時論公論 (時論公論)
高市政権の新たな経済対策が先週閣議決定された。その対策の効果と課題について考える。新たな経済対策は物価高への対応、危機管理投資による強い経済の実現、防衛力と外交力の強化の3つが柱。生活に直結する物価高への対応では、ガソリン税の暫定税率廃止、電気・ガス料金の補助などが盛り込まれた。少数与党のなかで野党の要求も受け入れた面もあり、大盤振る舞いの印象は否めない。また、住む場所や子どものいる・いないで恩恵にバラつきが出る形になっている。

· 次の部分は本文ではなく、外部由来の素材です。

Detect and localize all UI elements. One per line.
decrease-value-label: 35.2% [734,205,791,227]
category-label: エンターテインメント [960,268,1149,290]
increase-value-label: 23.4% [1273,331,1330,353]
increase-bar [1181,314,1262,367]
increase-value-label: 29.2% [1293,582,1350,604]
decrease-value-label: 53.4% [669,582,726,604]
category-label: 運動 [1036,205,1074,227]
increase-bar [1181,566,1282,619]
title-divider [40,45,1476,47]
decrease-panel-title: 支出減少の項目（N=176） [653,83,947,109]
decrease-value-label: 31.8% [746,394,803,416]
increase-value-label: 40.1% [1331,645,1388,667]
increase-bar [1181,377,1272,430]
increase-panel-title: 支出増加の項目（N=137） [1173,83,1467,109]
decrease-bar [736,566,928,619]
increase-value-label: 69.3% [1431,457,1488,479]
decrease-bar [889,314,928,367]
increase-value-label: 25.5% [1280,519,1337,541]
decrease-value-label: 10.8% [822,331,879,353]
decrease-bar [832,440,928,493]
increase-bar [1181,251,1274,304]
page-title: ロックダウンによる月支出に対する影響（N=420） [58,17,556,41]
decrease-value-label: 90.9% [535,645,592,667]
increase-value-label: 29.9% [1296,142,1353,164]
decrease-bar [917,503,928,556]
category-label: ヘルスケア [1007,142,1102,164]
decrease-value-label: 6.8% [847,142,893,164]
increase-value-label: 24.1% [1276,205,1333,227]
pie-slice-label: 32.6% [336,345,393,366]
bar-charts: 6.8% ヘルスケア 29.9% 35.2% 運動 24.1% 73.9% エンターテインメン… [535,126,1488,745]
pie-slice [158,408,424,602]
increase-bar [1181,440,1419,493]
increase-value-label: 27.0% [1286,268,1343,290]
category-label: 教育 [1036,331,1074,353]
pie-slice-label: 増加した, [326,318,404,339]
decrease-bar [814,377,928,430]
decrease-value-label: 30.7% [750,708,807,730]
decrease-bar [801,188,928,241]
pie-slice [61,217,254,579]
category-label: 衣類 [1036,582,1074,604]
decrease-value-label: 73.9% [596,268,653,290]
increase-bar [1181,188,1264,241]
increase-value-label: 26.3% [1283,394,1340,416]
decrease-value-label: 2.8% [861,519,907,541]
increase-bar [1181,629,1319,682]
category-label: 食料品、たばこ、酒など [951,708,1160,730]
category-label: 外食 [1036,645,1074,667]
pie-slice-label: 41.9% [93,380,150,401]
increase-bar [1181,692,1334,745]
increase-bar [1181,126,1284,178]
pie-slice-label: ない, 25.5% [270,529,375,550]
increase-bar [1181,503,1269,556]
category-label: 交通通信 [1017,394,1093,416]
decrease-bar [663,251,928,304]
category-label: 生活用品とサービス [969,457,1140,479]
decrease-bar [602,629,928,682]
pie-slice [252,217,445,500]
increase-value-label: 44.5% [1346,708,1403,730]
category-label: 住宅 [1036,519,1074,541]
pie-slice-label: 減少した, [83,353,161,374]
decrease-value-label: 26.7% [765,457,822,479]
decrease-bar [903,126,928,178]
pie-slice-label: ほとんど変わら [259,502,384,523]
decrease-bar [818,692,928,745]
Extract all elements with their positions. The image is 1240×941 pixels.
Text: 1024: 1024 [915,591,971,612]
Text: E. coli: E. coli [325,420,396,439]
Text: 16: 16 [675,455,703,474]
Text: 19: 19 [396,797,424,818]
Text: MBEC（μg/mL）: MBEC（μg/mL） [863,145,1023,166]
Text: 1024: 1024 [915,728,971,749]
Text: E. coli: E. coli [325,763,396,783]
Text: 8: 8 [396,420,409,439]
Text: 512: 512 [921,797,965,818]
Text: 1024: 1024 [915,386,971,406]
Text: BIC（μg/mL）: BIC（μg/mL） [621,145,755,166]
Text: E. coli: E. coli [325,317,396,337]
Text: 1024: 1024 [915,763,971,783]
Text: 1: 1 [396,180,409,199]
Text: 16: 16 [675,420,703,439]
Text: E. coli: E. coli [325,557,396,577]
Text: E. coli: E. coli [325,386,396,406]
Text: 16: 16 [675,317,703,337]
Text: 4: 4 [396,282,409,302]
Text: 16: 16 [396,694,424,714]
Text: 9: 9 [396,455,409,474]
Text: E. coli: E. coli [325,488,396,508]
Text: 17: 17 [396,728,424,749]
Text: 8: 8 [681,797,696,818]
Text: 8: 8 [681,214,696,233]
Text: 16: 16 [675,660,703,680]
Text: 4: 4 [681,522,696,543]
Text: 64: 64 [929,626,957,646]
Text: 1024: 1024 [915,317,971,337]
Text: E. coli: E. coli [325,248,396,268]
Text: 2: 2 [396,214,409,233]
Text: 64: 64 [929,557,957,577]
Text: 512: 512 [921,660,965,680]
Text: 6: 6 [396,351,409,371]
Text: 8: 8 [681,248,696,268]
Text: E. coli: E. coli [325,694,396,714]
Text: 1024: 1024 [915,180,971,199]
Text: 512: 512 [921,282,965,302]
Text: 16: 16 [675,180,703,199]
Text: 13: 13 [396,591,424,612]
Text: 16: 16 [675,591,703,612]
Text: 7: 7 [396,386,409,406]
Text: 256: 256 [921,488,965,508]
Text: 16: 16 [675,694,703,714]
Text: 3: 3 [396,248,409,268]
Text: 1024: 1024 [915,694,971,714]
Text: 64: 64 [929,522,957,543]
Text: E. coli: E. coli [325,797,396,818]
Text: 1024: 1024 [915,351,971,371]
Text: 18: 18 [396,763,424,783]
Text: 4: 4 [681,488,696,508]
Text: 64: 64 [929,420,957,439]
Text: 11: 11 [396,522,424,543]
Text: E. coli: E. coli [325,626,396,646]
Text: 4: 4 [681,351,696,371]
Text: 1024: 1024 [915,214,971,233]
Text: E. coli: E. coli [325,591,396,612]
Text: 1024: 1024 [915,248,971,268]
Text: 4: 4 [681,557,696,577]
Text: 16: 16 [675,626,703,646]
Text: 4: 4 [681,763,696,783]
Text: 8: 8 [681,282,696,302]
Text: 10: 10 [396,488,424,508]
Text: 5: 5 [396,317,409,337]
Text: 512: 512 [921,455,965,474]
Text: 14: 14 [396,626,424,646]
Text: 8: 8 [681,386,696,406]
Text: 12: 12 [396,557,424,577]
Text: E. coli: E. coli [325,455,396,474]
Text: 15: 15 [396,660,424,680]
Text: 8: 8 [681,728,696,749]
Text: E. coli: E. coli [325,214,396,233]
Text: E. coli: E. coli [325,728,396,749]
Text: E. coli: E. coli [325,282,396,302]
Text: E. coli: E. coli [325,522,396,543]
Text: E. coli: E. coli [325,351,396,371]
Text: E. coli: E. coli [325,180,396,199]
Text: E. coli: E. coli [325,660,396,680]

危機管理投資による強い経済の実現について。具体的な投資先としてAI・半導体、造船、量子などをあげ、いずれも経済安全保障に関わる分野として位置づけていて、官民連携で投資を行って日本経済を力強く成長させるとしている。中でも注目したいのが造船。抜本的な強化に向けて10年間の基金を創設、その上で官民が連携して1兆円規模の投資をめざすとしている。国が主導して特定分野に投資を行うねらいは新たな経済成長を促すきっかけづくり。アベノミクスでは成長戦略については十分な効果が出なかった。これに対し、高市政権は責任ある積極財政のもとで国が資金を投入し、それを呼び水に民間を刺激して官民で産業を活性化しようしている。課題は民間がどこまで連携するのか。一方で、国が主導して産業を育てる政策は世界の潮流になっている。まずはラピダスが成功するかが試金石となる。防衛力と外交力の強化では、防衛費・関連経費含め1兆1000億円程度を確保し、2027年度にGDP2%とする目標を今年度中に前倒しする方針。
気になる財源について、経済対策のうち国の一般会計からの支出は17兆7000億円程度で昨年度を大幅に上回る。高市総理大臣は国債発酵額が昨年度を下回る水準になるとして、財政状況に十分配慮していると説明している。ただ、財政悪化への懸念が根強く国債を売る動きが広がっていて、長期金利が一時1.8%台まで上昇、円安も進んでいる。また、物価高対策によって消費が活発になり、かえって物価を押し上げるのではという見方もある。日中関係の関係悪化が長引けば日本経済への悪影響も心配される。懸念を払拭し、本当に強い経済を実現できるのか高市政権の実力が問われることになる。